Photo: Musée national
La valse a longtemps été considérée comme inconvenante parce qu’elle se dansait en « couple fermé », l'homme faisant face à la femme, et non pas côte à côte comme dans le menuet par exemple. Pour cette raison, de nombreux édits interdisaient la valse qualifiée d'immorale. En dépit de cela, la polka et la valse ont acquis une grande popularité en pays tchèques :

« On peut dire que les deux danses, la polka ainsi que la valse, sont nées en pays tchèques. Quant à la valse, ses origines se situent à la fin du XVIIIe siècle dans les régions de Bohême du sud-ouest, de Bavière et d'Autriche occidentale. Les deux danses sont une réaction de la bourgeoisie naissante aux danses de cour rigides, artificielles et dansées en rang, typiques pour le XVIIIe siècle. La valse en tant que danse de salon a été définitivement codifiée à l'époque de la première République tchécoslovaque, entre 1920 et 1930, en Angleterre. »

Photo: Musée national
Considérées au départ comme danses populaires, la valse ainsi que la polka apparaissent dans les symphonies, le ballet, l'opéra et l'opérette. Parmi les compositeurs de valses les plus célèbres, l'exposition évoque notamment Frédéric Chopin, Johann Strauss père et fils, et Antonín Dvořák, auteur des Valses praguoises.

La danse est une activité très populaire au XIXe siècle.
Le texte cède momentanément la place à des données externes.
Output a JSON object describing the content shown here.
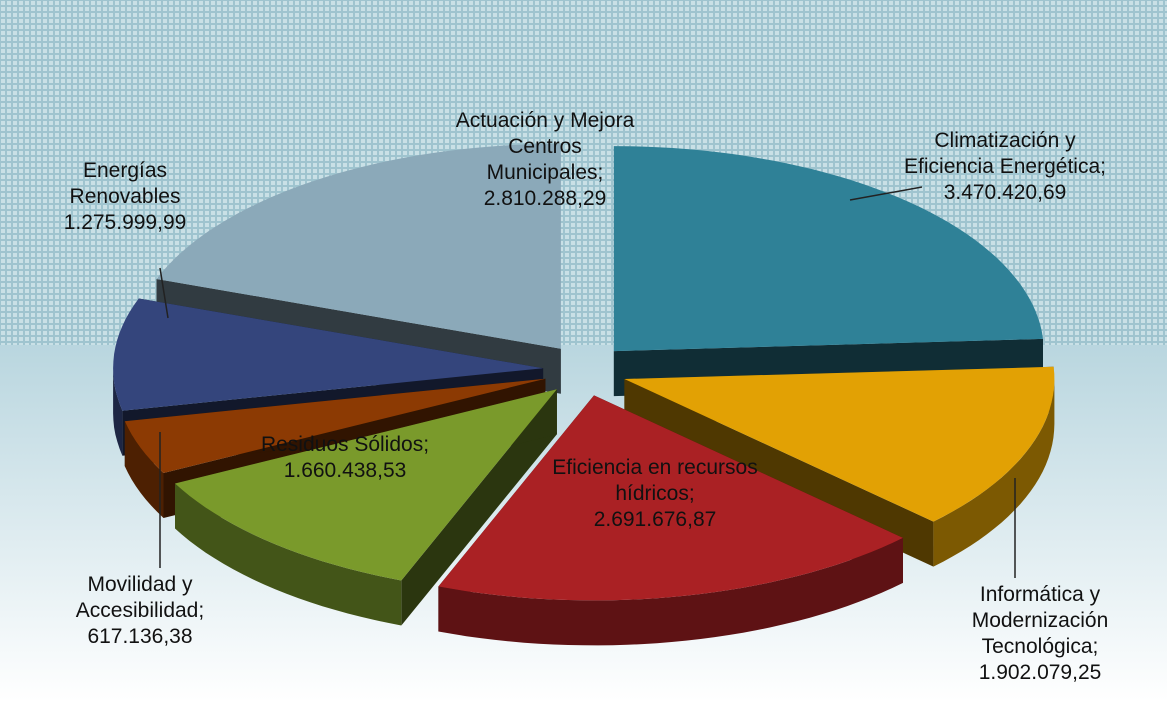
{
  "chart_data": {
    "type": "pie3d",
    "categories": [
      "Climatización y Eficiencia Energética;",
      "Informática y Modernización Tecnológica;",
      "Eficiencia en recursos hídricos;",
      "Residuos Sólidos;",
      "Movilidad y Accesibilidad;",
      "Energías Renovables",
      "Actuación y Mejora Centros Municipales;"
    ],
    "values": [
      3470420.69,
      1902079.25,
      2691676.87,
      1660438.53,
      617136.38,
      1275999.99,
      2810288.29
    ],
    "value_labels": [
      "3.470.420,69",
      "1.902.079,25",
      "2.691.676,87",
      "1.660.438,53",
      "617.136,38",
      "1.275.999,99",
      "2.810.288,29"
    ],
    "colors": [
      "#2f8197",
      "#e2a104",
      "#aa2124",
      "#7a9a2b",
      "#8c3a03",
      "#34457c",
      "#8ba9b9"
    ]
  }
}
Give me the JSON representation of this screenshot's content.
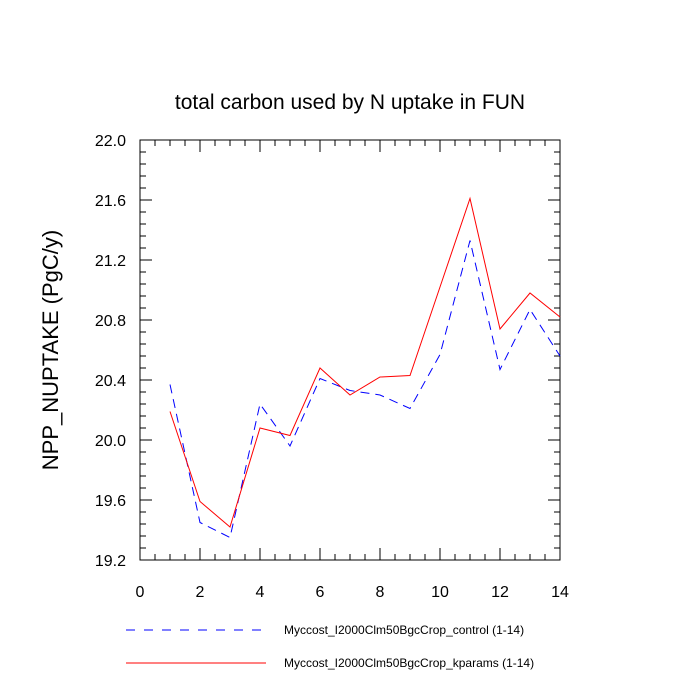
{
  "chart_data": {
    "type": "line",
    "title": "total carbon used by N uptake in FUN",
    "xlabel": "",
    "ylabel": "NPP_NUPTAKE  (PgC/y)",
    "xlim": [
      0,
      14
    ],
    "ylim": [
      19.2,
      22.0
    ],
    "x_ticks": [
      0,
      2,
      4,
      6,
      8,
      10,
      12,
      14
    ],
    "x_tick_labels": [
      "0",
      "2",
      "4",
      "6",
      "8",
      "10",
      "12",
      "14"
    ],
    "y_ticks": [
      19.2,
      19.6,
      20.0,
      20.4,
      20.8,
      21.2,
      21.6,
      22.0
    ],
    "y_tick_labels": [
      "19.2",
      "19.6",
      "20.0",
      "20.4",
      "20.8",
      "21.2",
      "21.6",
      "22.0"
    ],
    "grid": false,
    "legend_position": "bottom",
    "x": [
      1,
      2,
      3,
      4,
      5,
      6,
      7,
      8,
      9,
      10,
      11,
      12,
      13,
      14
    ],
    "series": [
      {
        "name": "Myccost_I2000Clm50BgcCrop_control (1-14)",
        "color": "#0000ff",
        "style": "dashed",
        "values": [
          20.37,
          19.45,
          19.35,
          20.24,
          19.96,
          20.41,
          20.33,
          20.3,
          20.21,
          20.57,
          21.33,
          20.47,
          20.87,
          20.56
        ]
      },
      {
        "name": "Myccost_I2000Clm50BgcCrop_kparams (1-14)",
        "color": "#ff0000",
        "style": "solid",
        "values": [
          20.19,
          19.59,
          19.42,
          20.08,
          20.03,
          20.48,
          20.3,
          20.42,
          20.43,
          21.02,
          21.61,
          20.74,
          20.98,
          20.82
        ]
      }
    ]
  }
}
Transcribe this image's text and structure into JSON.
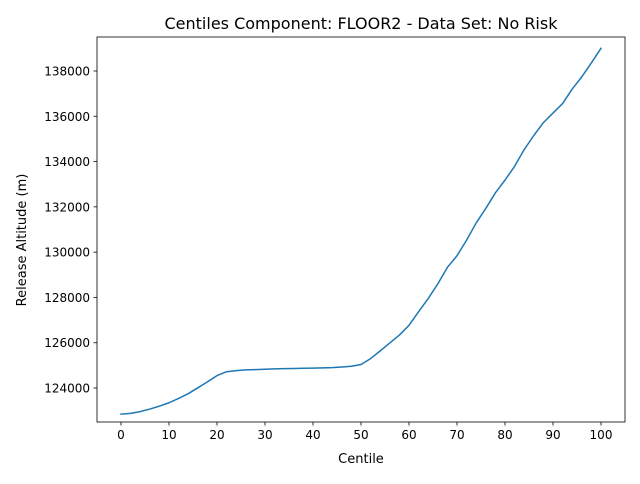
{
  "chart_data": {
    "type": "line",
    "title": "Centiles Component: FLOOR2 - Data Set: No Risk",
    "xlabel": "Centile",
    "ylabel": "Release Altitude (m)",
    "xlim": [
      -5,
      105
    ],
    "ylim": [
      122500,
      139500
    ],
    "xticks": [
      0,
      10,
      20,
      30,
      40,
      50,
      60,
      70,
      80,
      90,
      100
    ],
    "yticks": [
      124000,
      126000,
      128000,
      130000,
      132000,
      134000,
      136000,
      138000
    ],
    "grid": false,
    "series": [
      {
        "color": "#1f77b4",
        "x": [
          0,
          2,
          4,
          6,
          8,
          10,
          12,
          14,
          16,
          18,
          20,
          22,
          24,
          26,
          28,
          30,
          32,
          34,
          36,
          38,
          40,
          42,
          44,
          46,
          48,
          50,
          52,
          54,
          56,
          58,
          60,
          62,
          64,
          66,
          68,
          70,
          72,
          74,
          76,
          78,
          80,
          82,
          84,
          86,
          88,
          90,
          92,
          94,
          96,
          98,
          100
        ],
        "y": [
          122850,
          122880,
          122960,
          123070,
          123200,
          123350,
          123540,
          123750,
          124010,
          124270,
          124550,
          124720,
          124770,
          124800,
          124815,
          124830,
          124845,
          124855,
          124865,
          124875,
          124880,
          124890,
          124900,
          124930,
          124960,
          125040,
          125300,
          125640,
          125990,
          126340,
          126770,
          127370,
          127950,
          128600,
          129330,
          129840,
          130530,
          131290,
          131930,
          132620,
          133180,
          133790,
          134530,
          135150,
          135720,
          136140,
          136560,
          137200,
          137740,
          138360,
          139000
        ]
      }
    ]
  }
}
Hélas, elle ne peut être pratiquée que pendant une courte période de l'année. Conformément aux conventions établies par l'Eglise, on danse dans des périodes de l'année strictement définies et la majorité des bals ont lieu pendant la période du Carême, uniquement. Au XIXe siècle, les bals sont aussi un événement de société de première importance, comme le souligne Eva Paulová :

Photo: Musée national
« L'exposition ne peut pas faire l’impasse sur l'importance des bals, de la valse et de la polka pour le Réveil national tchèque. Ainsi elle évoque les premiers bals patriotiques organisés au XIXe siècle sur l'île Žofín à Prague, ainsi que les premiers bals slaves à Vienne. Ces événements sont à la fois une manifestation du patriotisme tchèque dont l'expression est le port de costume national. »

Dans le courant du long XIXe siècle, les premières écoles de danses ouvrent à Prague : l'Ecole royale tchèque de Karel Link et l'école du maître de danse Richard Kaska. Cette dernière s'installe dans les locaux de Měšťanská beseda, centre politico-culturel de la bourgeoise praguoise fondé en 1845 à deux pas du Musée de la musique dans lequel nous vous avons invité, aujourd'hui.